Back when I was in high school, I sent in my name and address for a pen-pal swap that a teen magazine I subscribed to was having with a British magazine for teen girls, and through that, I was introduced to Wendy from Nottingham. We wrote back and forth every month or two over the years, sharing news of marriages (both of us), children (first mine, later hers), divorces (hers), houses, and health...but we fell out of touch several years ago, and it was my fault. If you noticed, I didn't mention my own divorce back there. By the time my first marriage was into its long, slow death spiral, it just felt too complicated to explain to anyone who wasn't around to bear witness, and it really felt like too much to write in a letter (or more than one), back in those pre-blog, pre-MacBook days - so I just didn't do it. I let it fade away. But I thought of Wendy often, and I guess she reciprocated, because a couple of months ago, I had an e-mail from her saying she'd found me...through the blog! We've exchanged the requisite catch-up e-mails, and I hope we'll pick our correspondence back up this way, although blogging has sadly taken a toll on my keep-in-touch e-mail habit (I write so much here that I tend to want to keep it simple and just ask people to read it here too) - so once again, I'll be at fault if it fades away. And that reminds me - Wendy sent the last e-mail, so I owe her one in return.

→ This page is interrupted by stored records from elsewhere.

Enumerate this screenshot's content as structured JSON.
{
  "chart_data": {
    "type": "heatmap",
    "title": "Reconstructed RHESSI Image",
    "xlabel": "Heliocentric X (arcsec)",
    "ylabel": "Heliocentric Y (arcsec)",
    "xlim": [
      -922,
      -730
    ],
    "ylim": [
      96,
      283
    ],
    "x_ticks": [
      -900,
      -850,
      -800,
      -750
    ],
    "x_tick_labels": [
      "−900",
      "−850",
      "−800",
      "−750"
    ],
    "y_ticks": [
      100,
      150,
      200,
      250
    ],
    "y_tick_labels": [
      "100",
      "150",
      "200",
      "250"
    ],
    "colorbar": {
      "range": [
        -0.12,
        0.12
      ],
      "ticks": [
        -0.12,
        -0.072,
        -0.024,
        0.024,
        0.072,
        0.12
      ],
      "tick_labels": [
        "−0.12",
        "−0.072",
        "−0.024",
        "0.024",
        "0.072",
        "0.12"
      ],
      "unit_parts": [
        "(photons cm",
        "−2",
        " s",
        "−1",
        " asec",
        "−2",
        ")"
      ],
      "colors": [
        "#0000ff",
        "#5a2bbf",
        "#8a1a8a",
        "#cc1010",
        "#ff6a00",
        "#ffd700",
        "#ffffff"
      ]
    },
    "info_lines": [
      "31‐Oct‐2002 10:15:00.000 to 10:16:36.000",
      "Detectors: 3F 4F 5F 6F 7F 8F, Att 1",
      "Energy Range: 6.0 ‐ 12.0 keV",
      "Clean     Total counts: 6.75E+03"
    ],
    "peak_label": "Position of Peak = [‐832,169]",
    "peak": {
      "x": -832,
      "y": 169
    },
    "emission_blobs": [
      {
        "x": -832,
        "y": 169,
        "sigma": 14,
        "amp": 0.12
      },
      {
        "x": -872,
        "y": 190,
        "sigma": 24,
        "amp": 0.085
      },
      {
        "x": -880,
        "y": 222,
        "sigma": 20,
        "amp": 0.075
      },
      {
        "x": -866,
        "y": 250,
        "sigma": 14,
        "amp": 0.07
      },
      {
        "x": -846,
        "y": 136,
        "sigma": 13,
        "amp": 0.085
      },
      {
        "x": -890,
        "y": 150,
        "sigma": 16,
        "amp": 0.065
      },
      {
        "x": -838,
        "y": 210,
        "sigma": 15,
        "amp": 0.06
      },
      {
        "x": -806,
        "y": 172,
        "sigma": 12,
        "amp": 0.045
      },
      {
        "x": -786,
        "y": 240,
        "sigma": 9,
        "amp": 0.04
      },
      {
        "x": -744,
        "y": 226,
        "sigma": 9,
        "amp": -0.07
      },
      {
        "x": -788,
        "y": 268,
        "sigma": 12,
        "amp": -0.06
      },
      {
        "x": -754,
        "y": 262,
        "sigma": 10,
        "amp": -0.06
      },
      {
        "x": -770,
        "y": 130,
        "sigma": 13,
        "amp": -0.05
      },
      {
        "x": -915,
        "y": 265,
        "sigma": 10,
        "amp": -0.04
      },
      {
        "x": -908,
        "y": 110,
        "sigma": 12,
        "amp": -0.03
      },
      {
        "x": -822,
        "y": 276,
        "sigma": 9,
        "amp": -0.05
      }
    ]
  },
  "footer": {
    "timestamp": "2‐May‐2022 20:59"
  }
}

I've never expected that Wendy and I will ever meet in person, but if that should ever come to pass, I think I would feel pretty well-prepared for it. We wouldn't be strangers at all. Since I'm not the most outgoing person, I really do like being prepared when I meet someone new, and I'm most comfortable when that preparation happens through writing. I think I present myself better - more self-confident, and definitely better-spoken. I usually even finish my sentences...
I know I've mentioned that Tall Paul and I met via an online-dating site, and I love the fact that we corresponded through the site for a week and a half before we met in person for a lunch date. In that case, it was fully intended as preparation for a face-to-face meeting, and when it happened, we already knew so much about each other that the conversation just kept going easily - for five hours. And it hasn't slowed down much in almost three and a half years - we still love talking together. (I suspect some of the people who know us wish we'd shut up sometimes.) And even though we live in the same house, we still enjoy communicating with each other in writing; we'll e-mail each other during the day, he reads my blog (although he makes any comments he has in person), and he's occasionally written for it too.
I realize that not all instances of meeting someone via writing evolve quite the way mine and Tall Paul's has. My pen-pal relationship with Wendy was never going to evolve that way. But having had some good luck with it, I'm all in favor of friendships that develop without a face-to-face meeting; if and when one happens, you've already got a personal history together.
Have you had the chance to meet in person with someone you've gotten to know through letters or online, and did you feel like you were old friends when you did, even though you'd never spoken before? Where have things gone from there?